APR vs APY
The same percentage means different things depending on which side of the loan you're on.
APR and APY both express interest as a percentage, but they answer different questions.
APR — Annual Percentage Rate
Used on loans: mortgages, credit cards, auto loans, personal loans.
APR is the cost of borrowing, expressed as a yearly rate that already includes most fees the lender bakes into the loan (origination, points, sometimes PMI). It does not compound — it is a flat percentage applied to the balance.
APY — Annual Percentage Yield
Used on deposits: savings accounts, money market accounts, CDs.

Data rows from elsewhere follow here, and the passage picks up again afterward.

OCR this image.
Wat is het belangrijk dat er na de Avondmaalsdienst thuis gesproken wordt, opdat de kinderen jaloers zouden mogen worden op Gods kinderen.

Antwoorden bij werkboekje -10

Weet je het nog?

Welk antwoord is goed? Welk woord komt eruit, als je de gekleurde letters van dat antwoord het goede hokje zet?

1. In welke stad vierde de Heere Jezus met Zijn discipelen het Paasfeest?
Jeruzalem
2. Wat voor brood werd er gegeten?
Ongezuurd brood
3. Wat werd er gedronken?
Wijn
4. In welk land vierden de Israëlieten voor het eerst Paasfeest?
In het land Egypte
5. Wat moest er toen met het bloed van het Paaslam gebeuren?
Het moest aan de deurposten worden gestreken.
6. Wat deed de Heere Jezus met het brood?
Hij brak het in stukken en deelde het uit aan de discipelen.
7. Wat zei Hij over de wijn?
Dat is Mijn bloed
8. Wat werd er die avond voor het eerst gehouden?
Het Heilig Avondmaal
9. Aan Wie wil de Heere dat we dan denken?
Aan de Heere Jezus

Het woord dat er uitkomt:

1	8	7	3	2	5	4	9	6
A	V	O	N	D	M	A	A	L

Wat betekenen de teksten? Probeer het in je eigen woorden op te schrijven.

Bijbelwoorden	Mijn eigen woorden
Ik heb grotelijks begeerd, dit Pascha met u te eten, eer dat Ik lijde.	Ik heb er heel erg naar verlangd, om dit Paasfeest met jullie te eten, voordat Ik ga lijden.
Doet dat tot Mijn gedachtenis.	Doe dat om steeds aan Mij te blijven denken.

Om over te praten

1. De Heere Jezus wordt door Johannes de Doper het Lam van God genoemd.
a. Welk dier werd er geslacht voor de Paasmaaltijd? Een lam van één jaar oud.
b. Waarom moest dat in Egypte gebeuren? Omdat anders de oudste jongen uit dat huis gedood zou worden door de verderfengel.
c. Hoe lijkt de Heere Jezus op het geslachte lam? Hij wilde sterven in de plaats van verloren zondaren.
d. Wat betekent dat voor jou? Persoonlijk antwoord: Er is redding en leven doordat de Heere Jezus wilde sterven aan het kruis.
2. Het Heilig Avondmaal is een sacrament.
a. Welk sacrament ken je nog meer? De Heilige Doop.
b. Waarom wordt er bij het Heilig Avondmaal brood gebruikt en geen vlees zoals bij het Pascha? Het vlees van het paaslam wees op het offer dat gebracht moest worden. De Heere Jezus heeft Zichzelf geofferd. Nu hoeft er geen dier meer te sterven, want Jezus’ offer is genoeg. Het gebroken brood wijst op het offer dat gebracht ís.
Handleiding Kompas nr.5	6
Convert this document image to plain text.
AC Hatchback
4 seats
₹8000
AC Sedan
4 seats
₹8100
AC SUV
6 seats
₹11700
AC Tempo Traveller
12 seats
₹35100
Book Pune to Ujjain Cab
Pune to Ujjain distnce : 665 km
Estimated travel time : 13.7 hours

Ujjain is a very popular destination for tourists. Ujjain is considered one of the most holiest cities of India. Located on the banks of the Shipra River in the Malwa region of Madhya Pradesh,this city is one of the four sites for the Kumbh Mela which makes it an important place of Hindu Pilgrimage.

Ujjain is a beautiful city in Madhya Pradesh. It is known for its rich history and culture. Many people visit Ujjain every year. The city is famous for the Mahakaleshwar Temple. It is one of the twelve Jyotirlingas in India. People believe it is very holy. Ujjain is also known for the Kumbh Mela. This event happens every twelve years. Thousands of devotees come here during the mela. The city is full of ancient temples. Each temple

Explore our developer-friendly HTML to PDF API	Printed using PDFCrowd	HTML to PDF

APY is the earnings rate on a deposit, expressed as a yearly rate after compounding. If a bank says 4.50% APY on a savings account, you will actually receive 4.50% over a year, even if interest credits monthly.
Why the distinction matters
A credit card with a 21% APR does not mean you pay 21% over the year if you carry a balance. Because interest compounds, the effective annual rate is higher — closer to 23%. The 21% is the simple-interest sticker number.
Conversely, a CD's 5.00% APY already factors in compounding, so you do receive that 5% if you hold the full term.
When you compare across products
- Comparing two mortgages? Use APR. Both lenders quote it the same way.
- Comparing two savings accounts or CDs? Use APY.
- Comparing a savings account against a money-market fund? APY against 7-day SEC yield (a different but comparable yield measure).
Quick sanity check
If a savings APY looks higher than the bank's APR on its credit card, something is wrong. Lending rates almost always exceed deposit rates — that spread is how banks make money.